Gullak Season 3 Review:

Gullak Season 3

Sachin Kumar

20 days ago|3 min read


When Gullak first began streaming on SonyLiv three years ago, it felt like a warm hug. Because it was part 90s nostalgia and half middle-class sweetness, it was unlike much of what was available on Indian streaming platforms. Making good software is challenging, but sustaining it is far more difficult, as any developer can tell you. And it's here that Gullak really excels. In its third season, the show accomplishes something that few Indian programs have done before, whether on OTT or on television: it does something that few Indian shows have done before. It is going to get better.

It's not like there haven't been outstanding shows accessible on Indian OTT providers before. There has been a slew of them. With a few exceptions, though, most of them have seen their quality decline after the first season (we are looking at you Sacred Games). The fact that each season is just five episodes long may be Gullak's benefit. As a consequence, the showrunners can keep the story new and exciting. Their guiding principle seems to be to make the viewer desire more.

Web Series Review: Gullak - Season 3: Evokes old world charm albeit in a modern Indian nuclear family

Gullak tells the story of the Mishra family, a middle-class family living in a peaceful North Indian hamlet. At times, it seems to be set in the 1990s, but references to the PubG ban and 21st-century films bring you back to the present. Jameel Khan, Geetanjali Kulkarni, Vaibhav Raj Gupta, and Harsh Mayar play members of a typical family coping with daily issues. Their issues aren't really significant. Unexpected guests, nosy neighbors, and workplace politics are all common occurrences among the Indian middle class.

Because it is so relatable, Gullak is a terrific program. Despite having more drama than the previous two seasons, the third season never gets melodramatic. Members of the Mishra family may be you, your neighbors, or that uncle from Kanpur you adore. They are both broad and narrow in scope.

Gullak (TV Series 2019– ) - IMDb

One of the show's best aspects is the cast's friendship, as well as their performances. The show is enjoyable to watch because of the ease with which Jameel, Geetanjali, Vaibhav, and Harsh mix into the Mishra family and their tangled relationships. The performers, as always, bring the production to life. However, the finest performance this time came from someone who wasn't part of the main cast. As Furteeli, a twenty-something woman on the quest for herself, Ketaki Kulkarni dominated the show.

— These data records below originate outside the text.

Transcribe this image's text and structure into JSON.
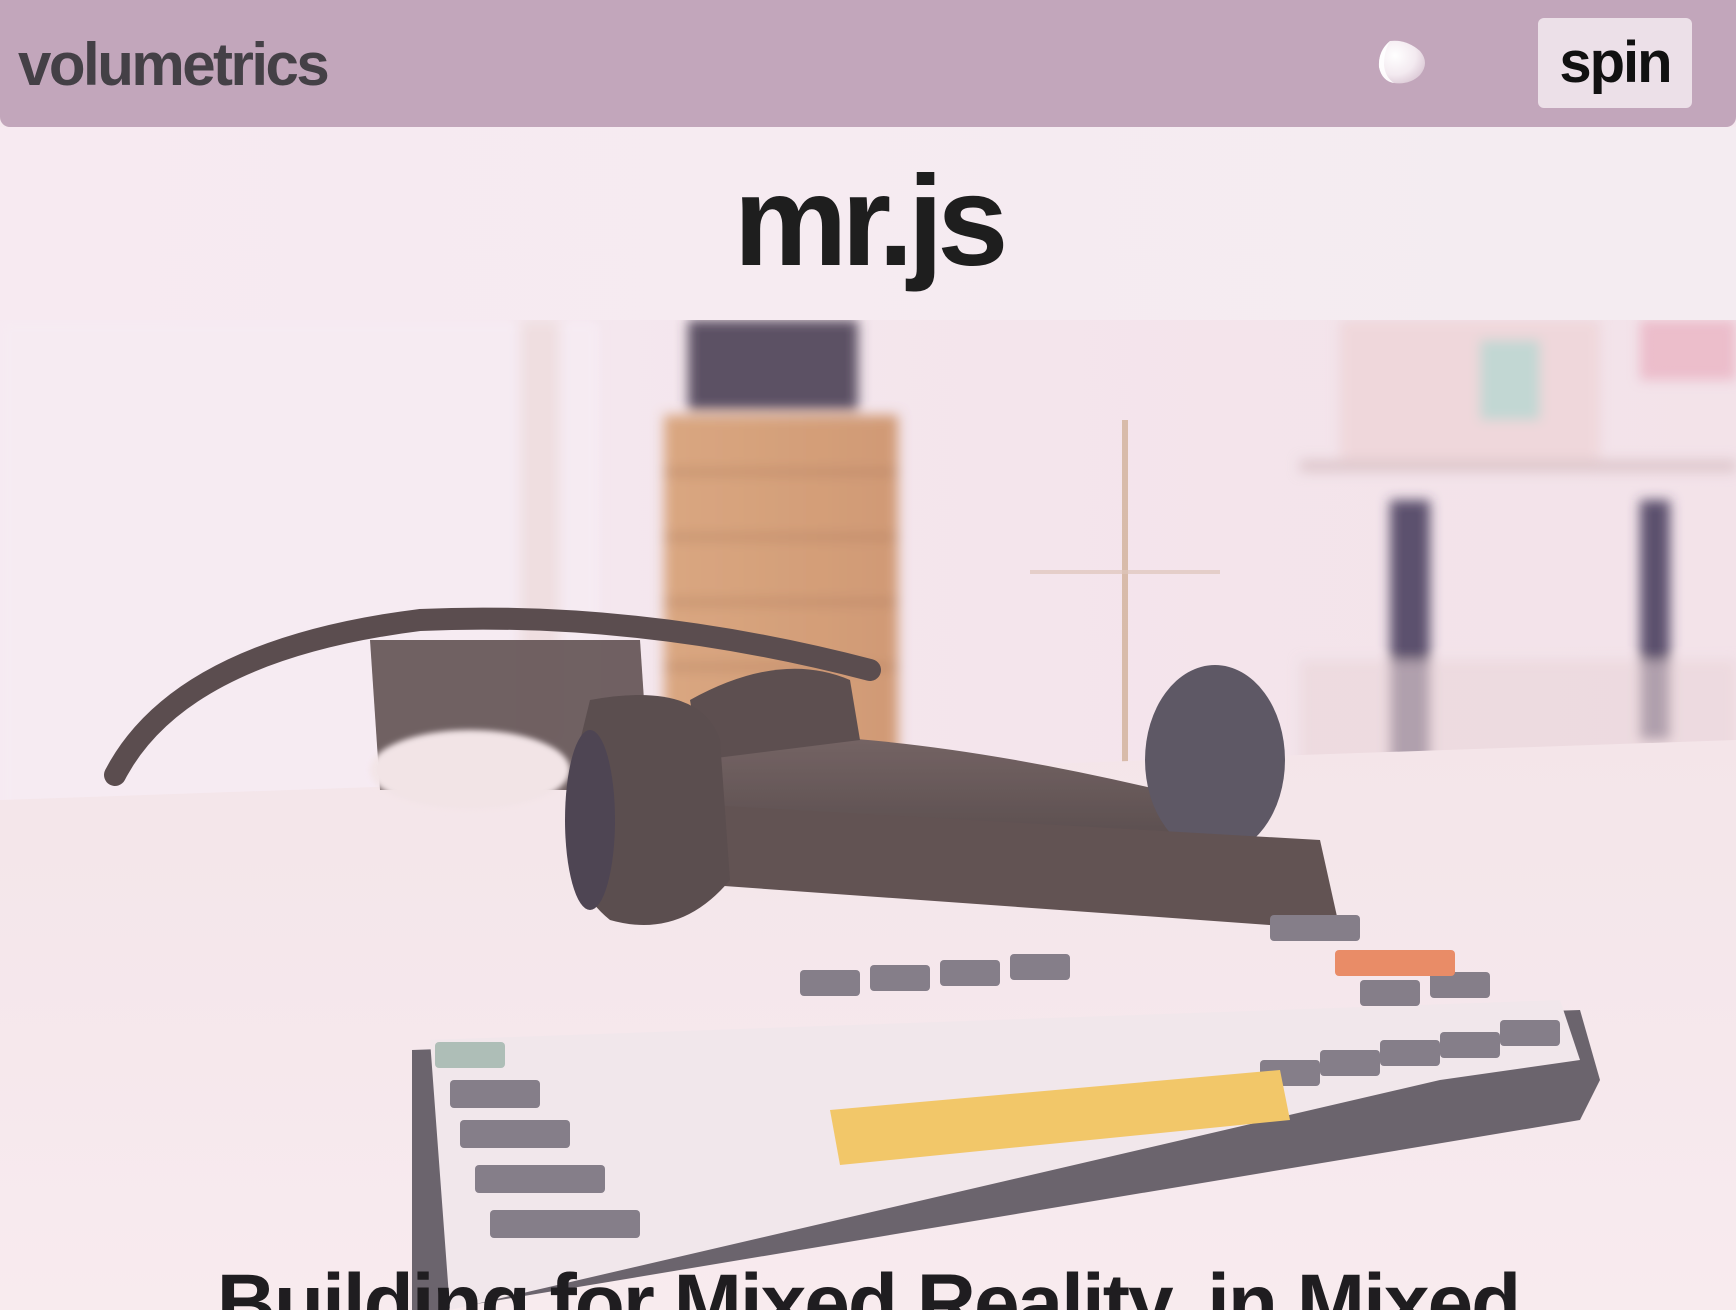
{
  "header": {
    "brand": "volumetrics",
    "spin_label": "spin",
    "orb_icon": "spin-orb-icon"
  },
  "title": "mr.js",
  "hero": {
    "heading": "Building for Mixed Reality, in Mixed",
    "image_subject": "headset-keyboard-photo"
  },
  "colors": {
    "topbar": "#c2a6bb",
    "titleband": "#f6ebf1",
    "spin_button": "#ece0e8",
    "text_dark": "#1e1e1e",
    "brand_text": "#444046"
  }
}
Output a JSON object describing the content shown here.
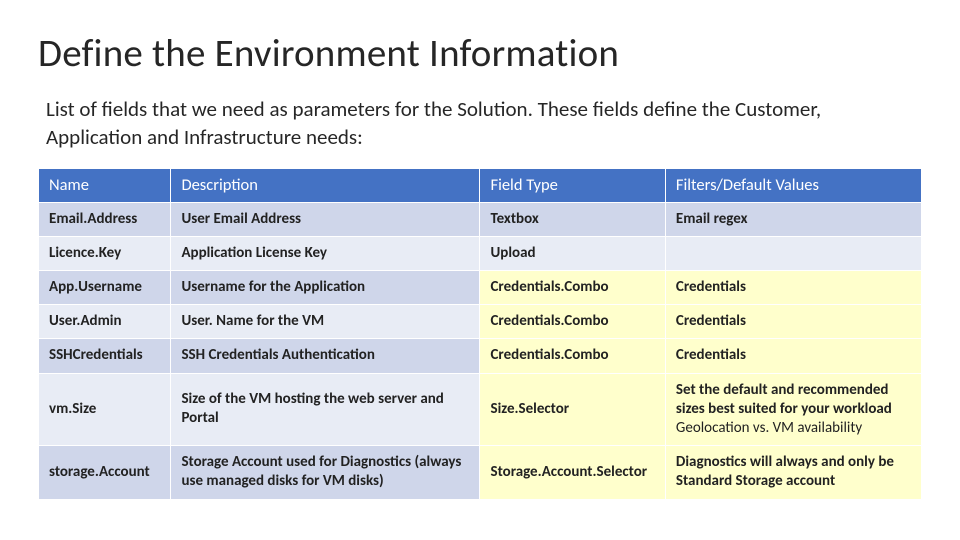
{
  "title": "Define the Environment Information",
  "intro": "List of fields that we need as parameters for the Solution. These fields define the Customer, Application and Infrastructure needs:",
  "table": {
    "headers": {
      "name": "Name",
      "description": "Description",
      "field_type": "Field Type",
      "filters": "Filters/Default Values"
    },
    "rows": [
      {
        "name": "Email.Address",
        "description": "User Email Address",
        "field_type": "Textbox",
        "filters": "Email regex"
      },
      {
        "name": "Licence.Key",
        "description": "Application License Key",
        "field_type": "Upload",
        "filters": ""
      },
      {
        "name": "App.Username",
        "description": "Username for the Application",
        "field_type": "Credentials.Combo",
        "filters": "Credentials"
      },
      {
        "name": "User.Admin",
        "description": "User. Name for the VM",
        "field_type": "Credentials.Combo",
        "filters": "Credentials"
      },
      {
        "name": "SSHCredentials",
        "description": "SSH Credentials Authentication",
        "field_type": "Credentials.Combo",
        "filters": "Credentials"
      },
      {
        "name": "vm.Size",
        "description": "Size of the VM hosting the web server and Portal",
        "field_type": "Size.Selector",
        "filters_line_a": "Set the default and recommended sizes best suited for your workload",
        "filters_line_b": "Geolocation vs. VM availability"
      },
      {
        "name": "storage.Account",
        "description": "Storage Account used for Diagnostics (always use managed disks for VM disks)",
        "field_type": "Storage.Account.Selector",
        "filters": "Diagnostics will always and only be Standard Storage account"
      }
    ]
  }
}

The writing complements the performers' outstanding performances. The episodes are written in a simple manner, with no innuendos, laughing tracks, or situational humor, all of which have become standard fare in Indian comedies. The program is devoid of romance in the classic sense. There is no violence, with the exception of a few flying chappals. There's also a lack of drama. Regardless, it holds the audience's interest and is enjoyable to see.

Gullak 2 Review: It's Easy To Fall In Love With The Mishras, Warts And All  - 3 Stars (Out Of 5)

Gullak's third season has just one flaw in my opinion: it grows more dramatic and darker this time around. The topics covered this season are more serious than in the previous two seasons. The stakes seem to be higher at times. The show is no longer as lighthearted as it was before. Is this a metaphor for how Covid-19's second wave made everything "not-so-light," or am I interpreting it too literally? Regardless, the show is growing increasingly serious, particularly towards the end of the season. Nonetheless, it is well-made. It avoids being preachy or judgemental, even while dealing with serious issues. It does not lose its freshness.